Sınırötesi cihatçı Selefilik
Askeri analist Mutaz Bişan, Suriye'de yabancıların görevlendirilmesinin, adından da anlaşılacağı üzere ulusal bir ordunun kurulması, yani tamamen milli ve üyelerinin Suriye vatandaşı olması anlamında olumsuz yönler taşıdığını düşünüyor. Bişan’a göre doktrin ve motivasyonun keskinleştirilmesinin, ordunun varlığına ve doktrinine dayanarak ve vatanını savunacağı herhangi bir savaşın temel meseleleriyle bağlantılı olduğu düşünüldüğünde, ordularını gerekli ulusal formda sunan ülkelerde alışılmış olan budur. Bu yüzden ordular, sınırötesi cihatçı Selefilikten uzak, sivil doktrin ya da devletin kendi mensupları arasındaki yasama biçiminin gerektirdikleri üzerine inşa edilir.
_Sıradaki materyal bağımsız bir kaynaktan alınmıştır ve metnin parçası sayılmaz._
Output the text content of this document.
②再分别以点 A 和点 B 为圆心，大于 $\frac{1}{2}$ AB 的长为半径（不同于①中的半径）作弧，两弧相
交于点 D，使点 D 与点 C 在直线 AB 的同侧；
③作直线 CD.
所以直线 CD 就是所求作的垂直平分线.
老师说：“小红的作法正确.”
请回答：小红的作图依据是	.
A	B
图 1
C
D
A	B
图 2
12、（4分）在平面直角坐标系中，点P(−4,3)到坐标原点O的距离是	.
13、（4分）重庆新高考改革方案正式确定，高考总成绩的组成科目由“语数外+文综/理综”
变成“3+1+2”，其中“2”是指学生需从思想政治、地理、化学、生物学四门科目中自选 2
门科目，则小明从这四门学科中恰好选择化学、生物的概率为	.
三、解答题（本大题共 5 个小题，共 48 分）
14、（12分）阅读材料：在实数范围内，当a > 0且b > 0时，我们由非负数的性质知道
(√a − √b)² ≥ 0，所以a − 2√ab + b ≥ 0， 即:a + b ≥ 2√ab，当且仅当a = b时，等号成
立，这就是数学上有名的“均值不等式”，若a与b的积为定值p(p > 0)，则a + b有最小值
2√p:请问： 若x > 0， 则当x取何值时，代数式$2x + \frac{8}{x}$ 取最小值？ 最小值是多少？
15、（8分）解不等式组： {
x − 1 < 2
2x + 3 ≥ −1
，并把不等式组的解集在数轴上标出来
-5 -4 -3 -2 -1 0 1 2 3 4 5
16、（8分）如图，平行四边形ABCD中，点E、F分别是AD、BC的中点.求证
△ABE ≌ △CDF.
Ayrıca burada atamaların liyakatten ziyade sadakate dayalı olması gibi bir sorunun da var olduğundan bahseden Bişan, “Savaş sırasında rejime bağlı ordudan ayrılan 7 bin subaya ne olacak?” diye sordu.
Bişan, sözlerini şöyle sürdürdü:
“Çok basit ama duygusal bir soru olduğu için bu durum Suriye toplumu içinde hızla büyük bir bölünme daha yaratacak. Suriye'ye iltica etmiş, yerinden edilmiş, hayatı mahvolmuş, her şeyini feda etmiş, hakikat uğruna ve vatandaşları öldürülmesin diye kaçak durumuna düşmüş bir subaydan daha yürekli kim olabilir? Suriye yönetiminin yabancı uyruklu yaklaşık sekiz subayı albay, tuğgeneral ve general rütbelerine yükselttiğini öğrendik. Bu doğru bir adım değil. Çünkü bu kişiler danışman olabilir ve geniş yetkiler verilebilir, ancak Suriye ordusu birliklerine, subaylara ve personele komuta etme görevi verilemez.”
Savaşın başlamasından birkaç ay önce emekli olan Tümgeneral Nasır Hizbe ise bu durumun belli bir bağlamda iyi olabileceğine, ancak yine de dar bir çerçeveye sahip olduğuna inanıyor. Sadakatin ödüllendirilmesi siyasette, ekonomide ve hatta orduda çok önemli bir olgu olduğunun altını çizen Hizbe, “Bu komutanlar değerlerini, sadakatlerini ve inandıkları doktrinlerini kanıtlamış görünüyorlar. Atanmalarıyla ilgili iyi olansa umutlarının ve hırslarının getirildikleri mevkilerle sınırlı olması” yorumunda bulundu.
Olumsuzlukların şüphesiz çok daha büyük olduğunu vurgulayan Nasır, “Ancak içinde bulunduğumuz dönemde bunlar düzeltilebilir. Şu an başlıca hedef Suriye'yi inşa etmek ve korumaktır. Cumhuriyet Muhafızları Taburu'nun sınırları temizlemesi, Ahmed eş-Şara'nın her işin hakkını veren parlak bir askeri zihniyetle düşündüğünün en büyük kanıtıdır” ifadelerini kullandı.
‘Ebu Emşa’ künyeli Suriye vatandaşı Muhammed el-Casim, hakkındaki savaş suçları ve insanlığa karşı işlenen suçlar nedeniyle uluslararası yaptırım uygulanan bir isim olmasına rağmen tuğgeneralliğe terfi ettirilerek Hama’daki 25’inci Tabur komutanlığına getirildi.
Daha önce Suriye'nin Türkiye denetimindeki kuzeyinde Suriye Milli Ordusu’na (SMO) bağlı Sultan Süleyman Şah Taburu (Ebu Emşa’ya atıfla ‘Emşat’ adıyla da biliniyordu) komuta eden Ebu Emşa, yeni Suriye yönetimi tarafından muharip görevler ve üst düzey sorumluluklar verilen ilk SMO subayı oldu. Ebu Emşa, Esed rejiminin düşmesinden önce İdlib'i birkaç kez ziyaret etmesi ve SMO ile HTŞ arasındaki anlaşmazlıklar sırasında Ahmed eş-Şara ile ittifak kurmasıyla biliniyor.